An example of this is a temporary bed I created at the beginning of summer for “rescue” plants that needed to be planted quickly. I added them to a newly created bed and took note of what was planted where. A few weeks in, it became obvious to me that this bed didn't get as much sun as I had originally thought and many of the plants weren’t doing well. I consulted my chart and re-located many of the sun-loving varieties that were planted in the back of the garden, making a note of this on my map. This fall, I know there is room in the back of that garden for shade-loving perennials such as Hostas or Bleeding Hearts. The Veronica and Hollyhocks were moved to an area that gets full sun and is easier for me to monitor to make sure they continue to thrive.
If something just simply didn’t grow in your garden, it’s great to identify it because maybe you just don’t have the right soil type or growing conditions for that variety to thrive on your property.

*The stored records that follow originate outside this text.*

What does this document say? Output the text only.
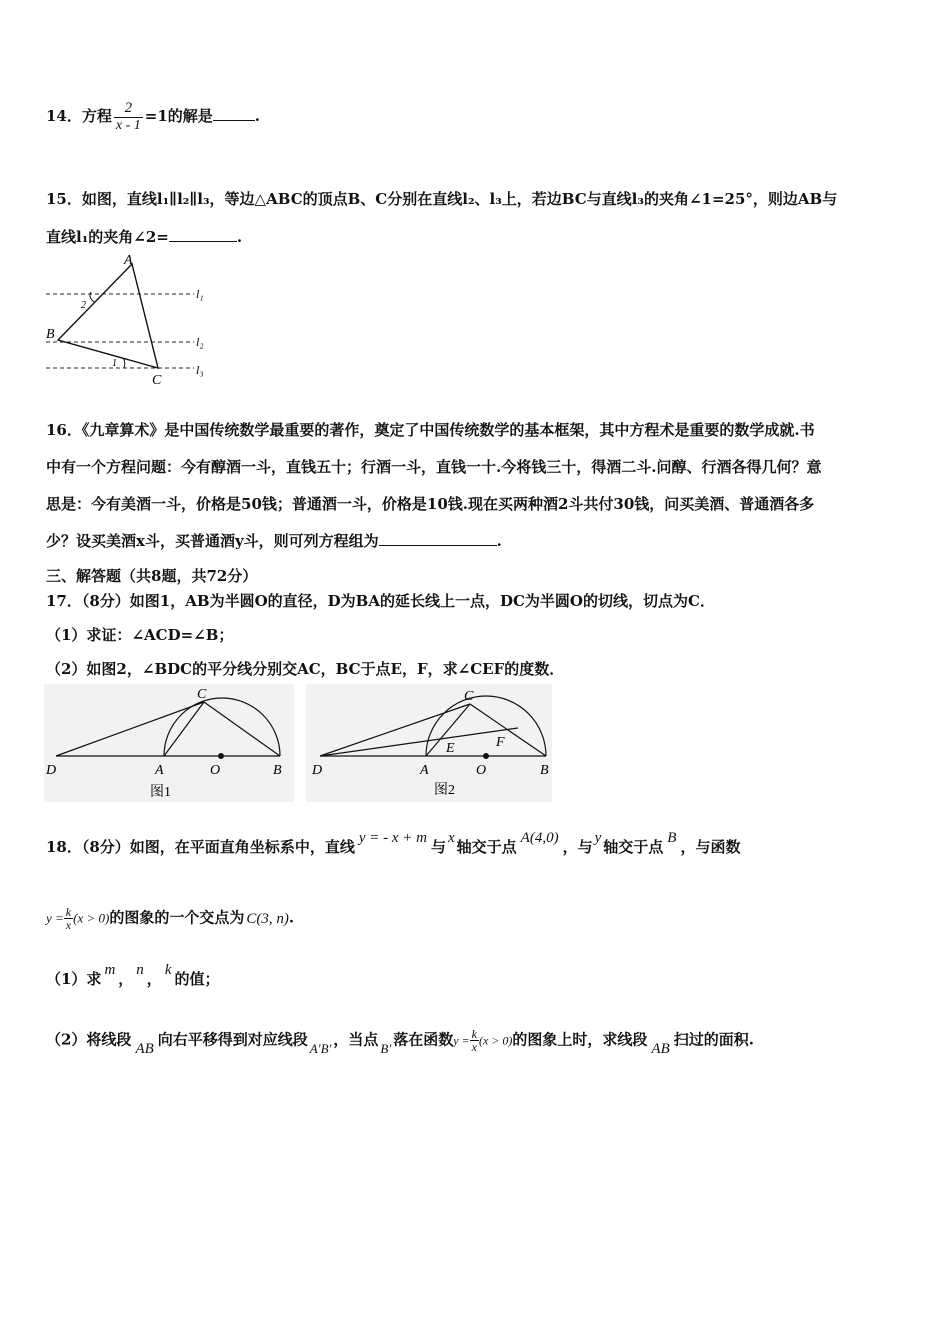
14．方程 $\frac{2}{x - 1} =1$的解是	.
15．如图，直线l₁∥l₂∥l₃，等边△ABC的顶点B、C分别在直线l₂、l₃上，若边BC与直线l₃的夹角∠1=25°，则边AB与
直线l₁的夹角∠2=	.
A
B
C
l₁
l₂
l₃
2
1
16．《九章算术》是中国传统数学最重要的著作，奠定了中国传统数学的基本框架，其中方程术是重要的数学成就.书
中有一个方程问题：今有醇酒一斗，直钱五十；行酒一斗，直钱一十.今将钱三十，得酒二斗.问醇、行酒各得几何？意
思是：今有美酒一斗，价格是50钱；普通酒一斗，价格是10钱.现在买两种酒2斗共付30钱，问买美酒、普通酒各多
少？设买美酒x斗，买普通酒y斗，则可列方程组为	.
三、解答题（共8题，共72分）
17．（8分）如图1，AB为半圆O的直径，D为BA的延长线上一点，DC为半圆O的切线，切点为C．
（1）求证：∠ACD=∠B；
（2）如图2，∠BDC的平分线分别交AC，BC于点E，F，求∠CEF的度数．
C
D	A	O	B
图1
C
E	F
D	A	O	B
图2
18．（8分）如图，在平面直角坐标系中，直线 y = - x + m 与 x 轴交于点 A(4,0) ，与 y 轴交于点 B ，与函数
$y = \frac{k}{x} (x > 0)$的图象的一个交点为 C(3, n).
（1）求 m ， n ， k 的值；
（2）将线段 AB 向右平移得到对应线段 A′B′ ，当点 B′ 落在函数$y = \frac{k}{x} (x > 0)$的图象上时，求线段 AB 扫过的面积.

If you’re a gardener who doesn’t always meticulously plan everything you add to the garden (because hey, maybe that sale plant could fit in the corner there), garden maps are a great way to keep track of what you’ve planted where. This is especially helpful if you’re planting bulbs; they can sometimes take weeks to sprout (or months if you’re planting in the fall) and it’s always good to jot down where you planted each variety so you know what was successful and what wasn’t.
An example of this is my vegetable garden that I planted several weeks before moving into my new home. I didn’t have markers, so I drew a map to remember what I had planted where. As a new vegetable gardener, kale looks a lot like lettuce to me when it first shoots up, so it was really helpful for me to remember what was planted in my rows so I could make better decisions about where to weed and where not to weed. It was also great at the end of the season to have written notes about where my tomatoes were planted, as they got blight and did not survive. I will never plant them in that spot again!
Besides mapping what you’ve already planted, drawing a garden map of what you want to plant is a great way to prepare for the upcoming season. Using exact measurements, you can plan out your square footage and calculate how many plants you’ll need, or you can do a rough sketch to loosely decide what you want to plant.
I created a garden map for our chicken yard and didn’t use exact measurements because it's a casual design and we are mostly planting from seed. We seeded the grass several weeks ago and won’t do the rest until the spring (because there are only so many projects we can tackle at once), but I’ve drawn out exactly what we want to plant where so I can plan ahead and place my order before it’s time to seed in the spring. I figure I’ll order more than I need, as the ducks, chickens and rabbits will probably eat some of the seed. I’ll just keep scattering until it fills in. Not the most efficient plan, but that’s why I created a garden map – to keep track of what’s planted where!
The biggest thing to remember about using garden maps in your own landscaping is that they are customizable for every gardener. If you're organized and like to have everything to scale and saved to your computer, that’s awesome. If you’re more disorganized and random about your gardening (like me), simply doing a quick sketch of what went where will be just as helpful. The key is to have fun with it and be able to reflect on your growing season at the end of the year with something tangible to reference.